Setting Default Rationale (paper)
e0s "foundation" Reuse the foundation's isolated-atom energies. Averaging from data is 2–3× worse on forces and can destabilize MD.
strategy "multihead" Multihead replay is the only method tested that consistently preserves out-of-distribution accuracy and the repulsive wall. Use pt_train_file = "mp" (or your own) for replay.
weight_decay 0.0 Essential when fine-tuning — non-zero decay pulls weights away from the pretrained solution.
ema_decay 0.995 A higher EMA decay (> 0.99) stabilizes fine-tuning.
energy_weight, forces_weight 10, 10 Constant, energy-prioritised loss weights; single-stage (no force→energy schedule).
lr 1e-3 Naive fine-tuning tolerates 1e-31e-4; multihead converges best nearer 1e-4.

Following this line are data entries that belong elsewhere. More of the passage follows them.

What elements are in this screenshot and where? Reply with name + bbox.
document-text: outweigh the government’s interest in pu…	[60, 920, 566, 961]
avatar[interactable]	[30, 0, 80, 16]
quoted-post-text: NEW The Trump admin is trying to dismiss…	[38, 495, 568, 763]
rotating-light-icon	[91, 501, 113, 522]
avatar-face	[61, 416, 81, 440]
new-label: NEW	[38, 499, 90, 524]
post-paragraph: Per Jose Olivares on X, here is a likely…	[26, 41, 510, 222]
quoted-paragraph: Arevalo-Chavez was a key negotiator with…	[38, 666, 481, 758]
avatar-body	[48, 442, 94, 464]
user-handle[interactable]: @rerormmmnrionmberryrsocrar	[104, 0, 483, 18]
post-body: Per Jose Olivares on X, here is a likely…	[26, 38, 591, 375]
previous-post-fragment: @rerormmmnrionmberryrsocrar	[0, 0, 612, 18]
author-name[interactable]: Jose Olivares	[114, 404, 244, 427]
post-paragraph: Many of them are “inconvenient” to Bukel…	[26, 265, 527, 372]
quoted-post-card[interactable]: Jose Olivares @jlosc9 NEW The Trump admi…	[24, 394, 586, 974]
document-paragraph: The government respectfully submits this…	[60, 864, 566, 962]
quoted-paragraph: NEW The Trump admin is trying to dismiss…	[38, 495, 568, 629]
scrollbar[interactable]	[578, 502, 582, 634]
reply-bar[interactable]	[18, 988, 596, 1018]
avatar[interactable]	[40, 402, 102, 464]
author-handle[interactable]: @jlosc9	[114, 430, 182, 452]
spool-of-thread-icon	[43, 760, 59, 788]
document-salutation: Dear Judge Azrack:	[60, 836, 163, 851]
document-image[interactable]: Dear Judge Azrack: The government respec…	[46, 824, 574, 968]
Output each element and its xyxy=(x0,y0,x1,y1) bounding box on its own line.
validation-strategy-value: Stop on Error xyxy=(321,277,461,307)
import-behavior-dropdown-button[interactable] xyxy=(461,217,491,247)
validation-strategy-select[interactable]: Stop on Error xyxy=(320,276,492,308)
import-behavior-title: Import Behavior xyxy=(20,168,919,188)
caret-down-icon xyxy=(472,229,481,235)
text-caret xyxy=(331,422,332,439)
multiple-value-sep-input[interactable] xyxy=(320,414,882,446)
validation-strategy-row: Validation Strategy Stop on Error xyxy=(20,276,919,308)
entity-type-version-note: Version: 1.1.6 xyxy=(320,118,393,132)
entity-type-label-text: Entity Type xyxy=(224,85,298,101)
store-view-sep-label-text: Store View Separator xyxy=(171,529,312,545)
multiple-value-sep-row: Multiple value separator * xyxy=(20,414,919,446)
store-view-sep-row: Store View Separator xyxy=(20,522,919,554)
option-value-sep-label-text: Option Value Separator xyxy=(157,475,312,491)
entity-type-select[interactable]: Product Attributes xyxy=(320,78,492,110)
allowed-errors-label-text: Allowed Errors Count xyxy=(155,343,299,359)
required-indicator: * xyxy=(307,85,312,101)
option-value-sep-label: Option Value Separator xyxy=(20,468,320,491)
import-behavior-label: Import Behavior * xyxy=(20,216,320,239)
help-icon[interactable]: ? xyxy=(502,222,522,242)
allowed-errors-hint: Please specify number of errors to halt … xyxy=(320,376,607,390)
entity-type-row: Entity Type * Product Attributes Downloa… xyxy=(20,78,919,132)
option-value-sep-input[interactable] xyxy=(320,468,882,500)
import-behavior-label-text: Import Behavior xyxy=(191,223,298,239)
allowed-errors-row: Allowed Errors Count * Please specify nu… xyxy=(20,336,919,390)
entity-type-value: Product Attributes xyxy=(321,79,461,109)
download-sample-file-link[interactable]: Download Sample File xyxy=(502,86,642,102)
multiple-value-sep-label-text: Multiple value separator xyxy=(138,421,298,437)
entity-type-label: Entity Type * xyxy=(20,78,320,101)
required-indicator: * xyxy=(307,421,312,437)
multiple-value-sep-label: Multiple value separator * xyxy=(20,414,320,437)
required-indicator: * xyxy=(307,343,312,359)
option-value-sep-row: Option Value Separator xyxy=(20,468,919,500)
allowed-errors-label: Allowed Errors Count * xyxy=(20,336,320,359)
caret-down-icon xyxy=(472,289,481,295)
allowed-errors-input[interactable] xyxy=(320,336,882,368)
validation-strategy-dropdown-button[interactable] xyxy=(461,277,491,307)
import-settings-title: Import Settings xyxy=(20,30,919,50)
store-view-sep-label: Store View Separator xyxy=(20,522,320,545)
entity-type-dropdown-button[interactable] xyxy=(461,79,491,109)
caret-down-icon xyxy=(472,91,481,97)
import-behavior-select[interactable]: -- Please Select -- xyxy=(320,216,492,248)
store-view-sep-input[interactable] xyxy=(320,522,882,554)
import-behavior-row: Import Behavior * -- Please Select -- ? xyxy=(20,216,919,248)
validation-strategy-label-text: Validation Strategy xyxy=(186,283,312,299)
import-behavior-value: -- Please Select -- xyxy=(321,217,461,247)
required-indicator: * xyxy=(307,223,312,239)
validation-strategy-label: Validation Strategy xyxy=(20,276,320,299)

Cost. Multihead replay needs ~3–15× the compute of naive fine-tuning (lower learning rate + dual data batches). Use strategy = "naive" for a narrow, single-application model where forgetting is not a concern, and strategy = "scratch" (with foundation_model unset) to train from random initialization.

LoRA is discussed in the paper as an intermediate regularizer but is not recommended as the primary method for MACE; if you need it, pass the relevant flags through [training.extra].

Running it

# locally (needs the mace env: torch + mace-torch)
pixi run -e mace example-21

# or as part of a Slurm pipeline (train becomes a --nv GPU step)
traincraft submit examples/21_train_mace_finetune.toml --dry-run

See also: Use Your Own MACE Model for loading the fine-tuned .model back in as an exploration calculator, and the Roadmap for dataset health tooling and validation (parity, learning curves, IR/Raman reconstruction), which build on this stage.